Greek Banks Said to Win More Emergency Cash as Country Seeks AidNikos Chrysoloras and Karl Stagno Navarra
Greece won access to more emergency cash for its banks as the government neared a deadline to unlock aid and keep the country afloat.
The European Central Bank’s Governing Council raised the cap on Emergency Liquidity Assistance by 800 million euros ($853 million) to 74 billion euros at a meeting in Frankfurt on Tuesday, said people familiar with the decision, asking not to be identified because the matter is private. An ECB spokesman declined to comment.
The ECB is tightly controlling the Greek central bank’s ability to support the nation’s lenders as nervousness over the country’s future in the euro area drives deposit outflows. Greece risks defaulting on its debt and being forced out of the currency bloc if the government fails to agree with its creditors on structural reforms to free up international aid payments.
The most indebted state in the euro zone should be targeting a list of reform proposals by about April 20, European Union Commission Vice President Valdis Dombrovskis said in a Bloomberg Television interview on Monday. Euro-area finance ministers are scheduled to meet to discuss the matter on April 24 in Riga, Latvia.

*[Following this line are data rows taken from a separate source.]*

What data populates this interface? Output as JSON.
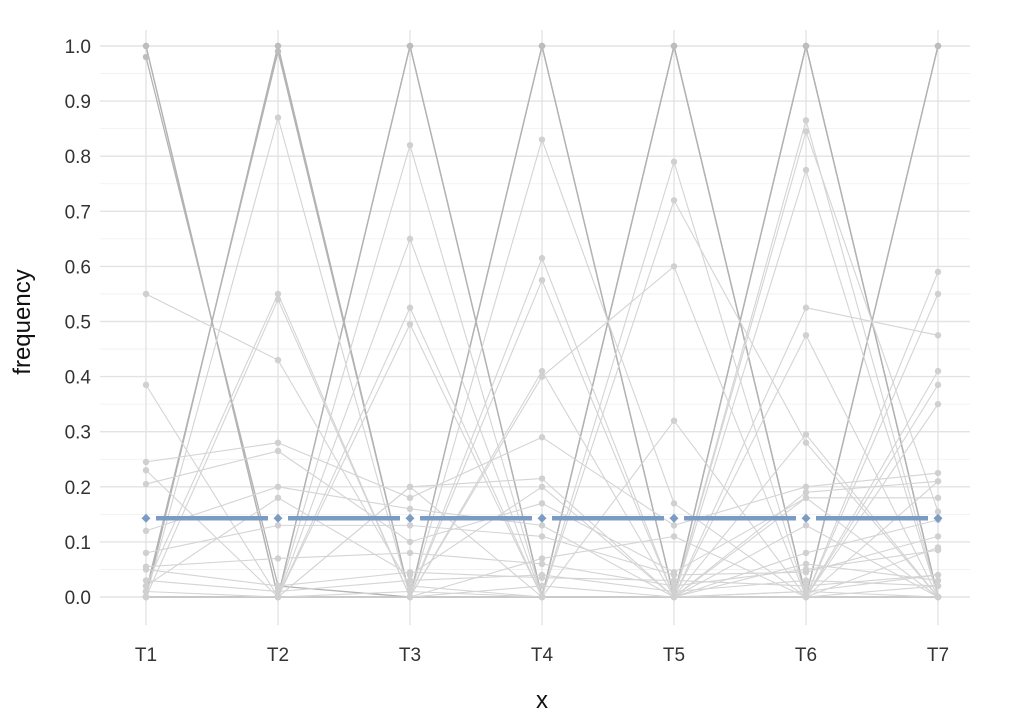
{
  "chart_data": {
    "type": "line",
    "xlabel": "x",
    "ylabel": "frequency",
    "categories": [
      "T1",
      "T2",
      "T3",
      "T4",
      "T5",
      "T6",
      "T7"
    ],
    "ylim": [
      -0.05,
      1.04
    ],
    "y_ticks": [
      0.0,
      0.1,
      0.2,
      0.3,
      0.4,
      0.5,
      0.6,
      0.7,
      0.8,
      0.9,
      1.0
    ],
    "y_tick_labels": [
      "0.0",
      "0.1",
      "0.2",
      "0.3",
      "0.4",
      "0.5",
      "0.6",
      "0.7",
      "0.8",
      "0.9",
      "1.0"
    ],
    "grid": true,
    "legend": "none",
    "colors": {
      "reference": "#7a9cc4",
      "background_series": "#bdbdbd"
    },
    "reference_series": {
      "values": [
        0.143,
        0.143,
        0.143,
        0.143,
        0.143,
        0.143,
        0.143
      ]
    },
    "series": [
      {
        "values": [
          1.0,
          0.0,
          1.0,
          0.0,
          1.0,
          0.0,
          1.0
        ],
        "emphasis": "dark"
      },
      {
        "values": [
          0.0,
          1.0,
          0.0,
          1.0,
          0.0,
          1.0,
          0.0
        ],
        "emphasis": "dark"
      },
      {
        "values": [
          1.0,
          0.0,
          0.0,
          1.0,
          0.0,
          1.0,
          0.0
        ],
        "emphasis": "dark"
      },
      {
        "values": [
          0.0,
          1.0,
          0.0,
          0.0,
          1.0,
          0.0,
          1.0
        ],
        "emphasis": "dark"
      },
      {
        "values": [
          0.0,
          0.0,
          1.0,
          0.0,
          1.0,
          0.0,
          0.0
        ],
        "emphasis": "dark"
      },
      {
        "values": [
          0.0,
          0.0,
          1.0,
          0.0,
          0.0,
          1.0,
          0.0
        ],
        "emphasis": "dark"
      },
      {
        "values": [
          0.98,
          0.02,
          0.0,
          0.0,
          0.0,
          0.0,
          0.0
        ],
        "emphasis": "dark"
      },
      {
        "values": [
          0.01,
          0.99,
          0.0,
          0.0,
          0.0,
          0.0,
          0.0
        ],
        "emphasis": "dark"
      },
      {
        "values": [
          0.0,
          0.0,
          0.0,
          1.0,
          0.0,
          0.0,
          0.0
        ],
        "emphasis": "dark"
      },
      {
        "values": [
          0.0,
          0.0,
          0.0,
          0.0,
          1.0,
          0.0,
          0.0
        ],
        "emphasis": "dark"
      },
      {
        "values": [
          0.0,
          0.0,
          0.0,
          0.0,
          0.0,
          1.0,
          0.0
        ],
        "emphasis": "dark"
      },
      {
        "values": [
          0.0,
          0.0,
          0.0,
          0.0,
          0.0,
          0.0,
          1.0
        ],
        "emphasis": "dark"
      },
      {
        "values": [
          0.55,
          0.43,
          0.02,
          0.0,
          0.0,
          0.0,
          0.0
        ],
        "emphasis": "light"
      },
      {
        "values": [
          0.385,
          0.0,
          0.2,
          0.0,
          0.32,
          0.0,
          0.09
        ],
        "emphasis": "light"
      },
      {
        "values": [
          0.0,
          0.87,
          0.0,
          0.0,
          0.0,
          0.13,
          0.0
        ],
        "emphasis": "light"
      },
      {
        "values": [
          0.02,
          0.55,
          0.0,
          0.41,
          0.0,
          0.0,
          0.02
        ],
        "emphasis": "light"
      },
      {
        "values": [
          0.0,
          0.54,
          0.0,
          0.0,
          0.0,
          0.0,
          0.0
        ],
        "emphasis": "light"
      },
      {
        "values": [
          0.0,
          0.0,
          0.82,
          0.0,
          0.0,
          0.18,
          0.0
        ],
        "emphasis": "light"
      },
      {
        "values": [
          0.0,
          0.0,
          0.65,
          0.0,
          0.0,
          0.0,
          0.35
        ],
        "emphasis": "light"
      },
      {
        "values": [
          0.0,
          0.0,
          0.525,
          0.0,
          0.0,
          0.475,
          0.0
        ],
        "emphasis": "light"
      },
      {
        "values": [
          0.0,
          0.0,
          0.495,
          0.0,
          0.0,
          0.0,
          0.0
        ],
        "emphasis": "light"
      },
      {
        "values": [
          0.0,
          0.0,
          0.0,
          0.83,
          0.17,
          0.0,
          0.0
        ],
        "emphasis": "light"
      },
      {
        "values": [
          0.0,
          0.0,
          0.0,
          0.615,
          0.0,
          0.0,
          0.385
        ],
        "emphasis": "light"
      },
      {
        "values": [
          0.0,
          0.0,
          0.0,
          0.575,
          0.0,
          0.0,
          0.0
        ],
        "emphasis": "light"
      },
      {
        "values": [
          0.0,
          0.0,
          0.0,
          0.4,
          0.6,
          0.0,
          0.0
        ],
        "emphasis": "light"
      },
      {
        "values": [
          0.0,
          0.0,
          0.0,
          0.0,
          0.79,
          0.0,
          0.21
        ],
        "emphasis": "light"
      },
      {
        "values": [
          0.0,
          0.0,
          0.0,
          0.0,
          0.72,
          0.28,
          0.0
        ],
        "emphasis": "light"
      },
      {
        "values": [
          0.0,
          0.0,
          0.0,
          0.0,
          0.0,
          0.865,
          0.0
        ],
        "emphasis": "light"
      },
      {
        "values": [
          0.0,
          0.0,
          0.0,
          0.0,
          0.0,
          0.845,
          0.155
        ],
        "emphasis": "light"
      },
      {
        "values": [
          0.0,
          0.0,
          0.0,
          0.0,
          0.0,
          0.775,
          0.0
        ],
        "emphasis": "light"
      },
      {
        "values": [
          0.0,
          0.0,
          0.0,
          0.0,
          0.0,
          0.525,
          0.475
        ],
        "emphasis": "light"
      },
      {
        "values": [
          0.0,
          0.0,
          0.0,
          0.0,
          0.0,
          0.295,
          0.0
        ],
        "emphasis": "light"
      },
      {
        "values": [
          0.0,
          0.0,
          0.0,
          0.0,
          0.0,
          0.0,
          0.59
        ],
        "emphasis": "light"
      },
      {
        "values": [
          0.0,
          0.0,
          0.0,
          0.0,
          0.0,
          0.0,
          0.55
        ],
        "emphasis": "light"
      },
      {
        "values": [
          0.0,
          0.0,
          0.0,
          0.0,
          0.0,
          0.0,
          0.41
        ],
        "emphasis": "light"
      },
      {
        "values": [
          0.245,
          0.28,
          0.18,
          0.29,
          0.13,
          0.2,
          0.225
        ],
        "emphasis": "light"
      },
      {
        "values": [
          0.23,
          0.0,
          0.2,
          0.215,
          0.0,
          0.19,
          0.21
        ],
        "emphasis": "light"
      },
      {
        "values": [
          0.205,
          0.265,
          0.1,
          0.17,
          0.045,
          0.18,
          0.18
        ],
        "emphasis": "light"
      },
      {
        "values": [
          0.12,
          0.2,
          0.16,
          0.13,
          0.0,
          0.08,
          0.14
        ],
        "emphasis": "light"
      },
      {
        "values": [
          0.08,
          0.13,
          0.13,
          0.11,
          0.04,
          0.045,
          0.11
        ],
        "emphasis": "light"
      },
      {
        "values": [
          0.055,
          0.07,
          0.08,
          0.06,
          0.02,
          0.05,
          0.085
        ],
        "emphasis": "light"
      },
      {
        "values": [
          0.05,
          0.02,
          0.045,
          0.035,
          0.03,
          0.02,
          0.04
        ],
        "emphasis": "light"
      },
      {
        "values": [
          0.03,
          0.01,
          0.03,
          0.04,
          0.01,
          0.03,
          0.02
        ],
        "emphasis": "light"
      },
      {
        "values": [
          0.02,
          0.18,
          0.04,
          0.2,
          0.0,
          0.01,
          0.04
        ],
        "emphasis": "light"
      },
      {
        "values": [
          0.01,
          0.0,
          0.0,
          0.07,
          0.11,
          0.0,
          0.0
        ],
        "emphasis": "light"
      },
      {
        "values": [
          0.0,
          0.0,
          0.0,
          0.02,
          0.0,
          0.06,
          0.03
        ],
        "emphasis": "light"
      },
      {
        "values": [
          0.0,
          0.0,
          0.01,
          0.0,
          0.0,
          0.01,
          0.0
        ],
        "emphasis": "light"
      }
    ]
  }
}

The European Union is “determined to respect the will of Greek voters but also see Greece respect its commitments,” EU Economic and Monetary Affairs Commissioner Pierre Moscovici told the European Parliament in Brussels on Tuesday. He said a precise list of reforms from the Greek government is needed.

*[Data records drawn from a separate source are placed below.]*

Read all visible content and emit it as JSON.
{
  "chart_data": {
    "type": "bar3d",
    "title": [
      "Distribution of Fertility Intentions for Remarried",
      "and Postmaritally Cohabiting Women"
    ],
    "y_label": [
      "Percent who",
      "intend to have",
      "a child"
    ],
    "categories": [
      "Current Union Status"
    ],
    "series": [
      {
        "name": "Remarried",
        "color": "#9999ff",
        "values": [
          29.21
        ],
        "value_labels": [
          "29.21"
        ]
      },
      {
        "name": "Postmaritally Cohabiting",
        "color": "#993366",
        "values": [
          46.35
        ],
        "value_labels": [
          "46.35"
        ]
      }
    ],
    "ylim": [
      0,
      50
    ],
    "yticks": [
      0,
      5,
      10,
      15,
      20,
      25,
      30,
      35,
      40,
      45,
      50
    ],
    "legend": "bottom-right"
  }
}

With a monthly bill of about 1.5 billion euros for pensions and salaries, Greek officials said last week they’re targeting the finance-ministers meeting as a deadline for approving new money. Any respite would still be temporary as Greek bonds held by the ECB mature and are due to be repaid in mid-year.
As negotiations for reforms drag on, a further crisis that would unsettle financial markets can’t be ruled out, according to International Monetary Fund chief economist Olivier Blanchard.
“An exit from the euro would be extremely costly for Greece, would be extremely painful,” he said at a press briefing in Washington on Tuesday. The IMF is working on and hopes to come to an agreement with Greece, he said.